球団は穴埋めとして、2019年の韓国リーグで17勝を挙げた30歳の右腕、エンジェル・サンチェス投手を獲得しました。エースの菅野智之投手と共に先発2本柱として期待されていますが、日本球界でどれだけの成績を残せるかは未知数な部分も残されています。
原辰徳監督も「個々の力を底上げし、ハイレベルな選択ができる状況を作りたい。頭一つ抜け出した存在が出てきてほしい」と熱望しています。2020年2月現在の宮崎キャンプでは、先発の座を狙う若手たちがブルペンで連日激しいアピール合戦を繰り広げています。
中でも強い闘志を燃やしているのが、プロ2年目を迎えた19歳の戸郷翔征投手です。地元である宮崎県の聖心ウルスラ学園高校出身の右腕は、キャンプ初日から打撃投手を務め、2020年2月4日の紅白戦でも1回を無失点に抑える好投を披露しました。
宮本和知投手チーフコーチからライバルの球速を聞かされて即座に149キロを計測するなど、負けん気の強さは人一倍です。「開幕ローテーション(シーズン開幕時に先発登板する投手陣の枠)を奪いたい」と語る彼の姿勢に、SNSも大いに沸いています。
ネット上では「戸郷の度胸の良さは本物」「2020年はブレイクの年になりそう」といったファンの期待に満ちた声が溢れていました。さらに背番号が26へと変更になり、並々ならぬ覚悟で2020年シーズンに挑む左腕の高橋優貴投手も注目株の1人です。

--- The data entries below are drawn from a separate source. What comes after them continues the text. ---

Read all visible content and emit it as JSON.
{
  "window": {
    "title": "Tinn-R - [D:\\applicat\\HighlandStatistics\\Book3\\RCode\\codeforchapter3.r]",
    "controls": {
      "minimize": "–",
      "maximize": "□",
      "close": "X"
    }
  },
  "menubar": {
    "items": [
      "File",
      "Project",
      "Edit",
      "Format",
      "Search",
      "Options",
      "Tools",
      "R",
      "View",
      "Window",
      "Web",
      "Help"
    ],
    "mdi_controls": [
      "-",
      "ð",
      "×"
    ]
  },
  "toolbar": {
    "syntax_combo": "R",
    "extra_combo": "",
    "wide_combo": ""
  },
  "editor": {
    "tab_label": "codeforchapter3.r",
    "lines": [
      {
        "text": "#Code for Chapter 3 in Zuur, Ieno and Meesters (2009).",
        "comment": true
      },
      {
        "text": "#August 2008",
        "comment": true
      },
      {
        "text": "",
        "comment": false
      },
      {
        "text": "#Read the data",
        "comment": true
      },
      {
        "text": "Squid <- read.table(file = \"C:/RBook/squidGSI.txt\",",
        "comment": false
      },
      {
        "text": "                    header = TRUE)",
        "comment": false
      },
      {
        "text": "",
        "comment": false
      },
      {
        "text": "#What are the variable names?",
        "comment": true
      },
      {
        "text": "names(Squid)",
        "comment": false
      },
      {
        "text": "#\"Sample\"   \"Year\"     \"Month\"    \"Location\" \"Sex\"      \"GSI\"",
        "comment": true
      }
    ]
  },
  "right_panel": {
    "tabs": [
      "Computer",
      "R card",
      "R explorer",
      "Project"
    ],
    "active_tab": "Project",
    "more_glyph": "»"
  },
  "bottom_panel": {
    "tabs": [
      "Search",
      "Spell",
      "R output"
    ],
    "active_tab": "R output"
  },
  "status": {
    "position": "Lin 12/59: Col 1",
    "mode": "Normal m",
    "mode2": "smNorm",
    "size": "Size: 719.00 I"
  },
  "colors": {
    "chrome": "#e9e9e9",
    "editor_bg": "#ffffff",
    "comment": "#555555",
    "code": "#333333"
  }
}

この背番号は、かつて巨人で133勝を挙げた左のエース・内海哲也投手(現西武)が背負っていた偉大なナンバーです。2019年は5勝を挙げた高橋投手ですが、「今年は勝負の年」と表情を引き締め、変化球を活かすための直球の質の向上に励んでいます。
また、2019年に先発転向して8勝をマークした26歳の桜井俊貴投手も、スタミナ不足という課題を克服すべく猛練習を重ねています。クイック投法(走者の盗塁を防ぐために素早く投げる技術)時の球威低下を防ぐため、熱心にブルペンへ入る日々です。
「先発3本柱と呼ばれる存在になりたい」と意気込む桜井投手の言葉からは、並々ならぬ執念が伝わってきます。一方で、これまで先発の一角を担っていた左腕のメルセデス投手が左肘の違和感により、2020年2月8日から2軍へ降格となりました。
このアクシデントにより、巨人の先発ローテーション争いはさらに混沌としてきた印象を受けます。しかし、このピンチこそ若手にとっては最大のチャンスであり、誰が抜け出すのか一瞬たりとも目が離せないサバイバルレースが展開されています。
編集部の視点としては、山口投手の移籍やメルセデス投手の離脱は一見大打撃ですが、チームの未来を担う新星が誕生する最高の舞台が整ったと感じます。この激しい競争を勝ち抜いた若手たちが躍動することこそが、巨人の連覇への絶対条件となるでしょう。